2014 Nobel Prize in Physiology or Medicine: Discovering the Brain’s GPS
7 Outubro 2014
The 2014 Nobel Prize in Physiology or Medicine was awarded to scientists Edvard Moser, May-Britt Moser (Norway), and John O’Keefe (UK) for their discoveries about spatial orientation cells in the brain.
O’Keefe demonstrated the existence of so-called “place cells” in a brain region called the hippocampus, best known as one of the most important memory centers. The Mosers, in turn, discovered a type of cell in a nearby structure, the entorhinal cortex, capable of “projecting” a virtual map—a “grid” of spatial locations. These grid cells provide information about the environment to the hippocampal place cells, allowing animals to orient themselves in space.
When O’Keefe began his experiments in the 1960s, neuroscientists doubted that neuronal activity could be associated with any type of behavior. He was surprised to discover that certain hippocampal neurons fired when experimental animals moved and changed location. O’Keefe theorized that the collective activity of these cells formed an “internal map” that helped the animal locate itself in space.

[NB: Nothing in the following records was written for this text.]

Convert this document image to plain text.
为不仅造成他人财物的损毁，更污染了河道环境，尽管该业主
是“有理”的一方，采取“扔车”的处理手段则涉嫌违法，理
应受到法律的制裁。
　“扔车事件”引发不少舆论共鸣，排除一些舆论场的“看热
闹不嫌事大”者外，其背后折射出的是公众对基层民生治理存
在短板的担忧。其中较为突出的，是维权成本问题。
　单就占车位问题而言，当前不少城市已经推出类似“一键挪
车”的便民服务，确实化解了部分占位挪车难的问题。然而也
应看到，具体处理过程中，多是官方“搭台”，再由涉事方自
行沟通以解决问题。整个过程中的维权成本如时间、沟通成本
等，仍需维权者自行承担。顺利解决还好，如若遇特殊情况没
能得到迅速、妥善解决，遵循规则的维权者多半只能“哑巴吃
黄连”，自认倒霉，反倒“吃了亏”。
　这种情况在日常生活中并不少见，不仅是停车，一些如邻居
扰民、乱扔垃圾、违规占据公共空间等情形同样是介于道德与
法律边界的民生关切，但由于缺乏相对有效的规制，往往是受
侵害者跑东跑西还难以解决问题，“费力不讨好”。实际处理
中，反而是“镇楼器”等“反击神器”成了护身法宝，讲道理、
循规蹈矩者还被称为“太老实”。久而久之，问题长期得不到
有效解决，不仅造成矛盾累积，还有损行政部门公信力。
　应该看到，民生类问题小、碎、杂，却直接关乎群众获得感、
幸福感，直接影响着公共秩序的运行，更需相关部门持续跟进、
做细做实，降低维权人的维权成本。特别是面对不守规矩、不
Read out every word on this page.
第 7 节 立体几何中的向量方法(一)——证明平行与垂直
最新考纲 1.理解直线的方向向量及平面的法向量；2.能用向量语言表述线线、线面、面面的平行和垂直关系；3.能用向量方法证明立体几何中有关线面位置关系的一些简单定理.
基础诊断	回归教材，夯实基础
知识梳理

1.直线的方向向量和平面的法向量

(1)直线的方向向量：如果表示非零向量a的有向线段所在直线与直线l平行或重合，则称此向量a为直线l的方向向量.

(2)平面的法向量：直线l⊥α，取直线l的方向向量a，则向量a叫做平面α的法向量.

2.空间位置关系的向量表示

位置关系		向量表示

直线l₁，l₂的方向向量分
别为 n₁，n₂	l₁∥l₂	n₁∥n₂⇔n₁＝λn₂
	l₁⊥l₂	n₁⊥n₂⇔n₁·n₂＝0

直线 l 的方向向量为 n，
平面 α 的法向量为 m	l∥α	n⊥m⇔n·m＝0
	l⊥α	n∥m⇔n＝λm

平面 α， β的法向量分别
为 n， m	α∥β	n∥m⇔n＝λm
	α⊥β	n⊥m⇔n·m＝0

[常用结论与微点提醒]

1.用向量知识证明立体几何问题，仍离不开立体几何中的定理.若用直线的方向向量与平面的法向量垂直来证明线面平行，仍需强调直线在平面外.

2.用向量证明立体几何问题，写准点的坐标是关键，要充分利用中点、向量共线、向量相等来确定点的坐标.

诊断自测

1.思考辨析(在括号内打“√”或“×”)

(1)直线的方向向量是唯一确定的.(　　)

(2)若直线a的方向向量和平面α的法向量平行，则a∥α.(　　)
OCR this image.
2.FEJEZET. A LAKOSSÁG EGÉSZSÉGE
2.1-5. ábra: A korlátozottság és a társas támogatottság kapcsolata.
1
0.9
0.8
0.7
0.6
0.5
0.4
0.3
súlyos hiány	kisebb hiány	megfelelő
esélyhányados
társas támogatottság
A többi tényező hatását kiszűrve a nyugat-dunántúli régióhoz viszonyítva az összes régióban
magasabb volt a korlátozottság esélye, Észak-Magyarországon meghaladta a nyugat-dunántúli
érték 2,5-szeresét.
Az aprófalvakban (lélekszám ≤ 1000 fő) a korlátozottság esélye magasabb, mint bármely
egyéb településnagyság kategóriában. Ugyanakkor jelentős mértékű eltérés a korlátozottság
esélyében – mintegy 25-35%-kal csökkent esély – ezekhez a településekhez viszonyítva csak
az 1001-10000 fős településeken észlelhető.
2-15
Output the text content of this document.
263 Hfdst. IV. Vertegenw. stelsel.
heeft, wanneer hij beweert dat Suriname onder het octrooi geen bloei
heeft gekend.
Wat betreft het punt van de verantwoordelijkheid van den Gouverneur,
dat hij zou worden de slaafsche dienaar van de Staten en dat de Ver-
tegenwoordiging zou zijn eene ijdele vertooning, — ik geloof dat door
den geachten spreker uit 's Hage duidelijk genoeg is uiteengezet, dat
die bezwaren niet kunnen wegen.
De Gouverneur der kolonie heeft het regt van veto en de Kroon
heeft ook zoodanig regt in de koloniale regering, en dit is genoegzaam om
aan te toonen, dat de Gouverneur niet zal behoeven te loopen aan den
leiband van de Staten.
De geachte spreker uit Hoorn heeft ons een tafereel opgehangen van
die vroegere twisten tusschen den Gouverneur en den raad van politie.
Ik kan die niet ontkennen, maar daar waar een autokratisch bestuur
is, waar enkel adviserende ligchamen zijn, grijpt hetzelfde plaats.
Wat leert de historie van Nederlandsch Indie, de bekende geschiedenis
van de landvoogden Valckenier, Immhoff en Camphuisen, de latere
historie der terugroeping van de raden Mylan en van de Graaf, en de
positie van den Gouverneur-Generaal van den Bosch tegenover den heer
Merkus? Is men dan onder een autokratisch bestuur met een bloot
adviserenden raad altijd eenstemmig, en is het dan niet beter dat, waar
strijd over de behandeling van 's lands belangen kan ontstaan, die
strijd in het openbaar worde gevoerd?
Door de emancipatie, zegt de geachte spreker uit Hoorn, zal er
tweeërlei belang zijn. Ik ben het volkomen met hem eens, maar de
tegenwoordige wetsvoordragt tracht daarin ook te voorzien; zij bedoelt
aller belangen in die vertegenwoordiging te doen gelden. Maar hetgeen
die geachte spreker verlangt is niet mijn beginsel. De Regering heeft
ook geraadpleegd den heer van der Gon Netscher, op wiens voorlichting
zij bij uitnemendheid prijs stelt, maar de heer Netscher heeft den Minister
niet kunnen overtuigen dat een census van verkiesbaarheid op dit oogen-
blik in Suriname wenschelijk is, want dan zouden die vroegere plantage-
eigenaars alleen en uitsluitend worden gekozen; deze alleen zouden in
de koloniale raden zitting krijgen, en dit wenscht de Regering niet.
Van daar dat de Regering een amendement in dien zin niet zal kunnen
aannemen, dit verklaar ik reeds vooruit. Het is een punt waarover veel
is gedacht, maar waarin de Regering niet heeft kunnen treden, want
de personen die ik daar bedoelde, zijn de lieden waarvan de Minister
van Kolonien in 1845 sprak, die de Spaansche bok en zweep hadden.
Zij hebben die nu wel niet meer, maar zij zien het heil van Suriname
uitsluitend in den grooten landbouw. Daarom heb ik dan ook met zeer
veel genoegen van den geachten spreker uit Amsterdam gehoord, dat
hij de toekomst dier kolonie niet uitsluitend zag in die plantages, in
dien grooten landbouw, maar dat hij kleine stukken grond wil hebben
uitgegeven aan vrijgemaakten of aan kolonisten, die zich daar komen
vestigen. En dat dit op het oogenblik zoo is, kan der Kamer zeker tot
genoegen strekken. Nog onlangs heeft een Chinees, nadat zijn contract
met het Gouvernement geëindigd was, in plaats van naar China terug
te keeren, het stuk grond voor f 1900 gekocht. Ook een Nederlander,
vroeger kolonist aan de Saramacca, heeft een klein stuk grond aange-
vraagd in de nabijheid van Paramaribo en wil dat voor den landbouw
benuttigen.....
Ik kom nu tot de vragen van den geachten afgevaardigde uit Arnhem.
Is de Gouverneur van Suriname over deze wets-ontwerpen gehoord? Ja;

However, until the Mosers’ discovery, it was unknown where the information feeding the place cells came from. They found that grid cells fire in different locations of a virtual hexagonal pattern, created entirely in the brain—forming a “virtual map.” This was the first demonstration of such a system in the brain. Experts say that, had someone suggested the existence of such a system before this discovery, they would have been considered crazy.
Relevant publications:
- J. O’Keefe and J. Dostrovsky. The hippocampus as a spatial map. Preliminary evidence from unit activity in the freely-moving rat. (1971) Brain Research 34:1, 171-175
- Torkel Hafting, Marianne Fyhn, Sturla Molden, May-Britt Moser & Edvard I. Moser. Microstructure of a spatial map in the entorhinal cortex. (2005) Nature 436, 801–806
- Nobel prize for decoding brain’s sense of place. Nature.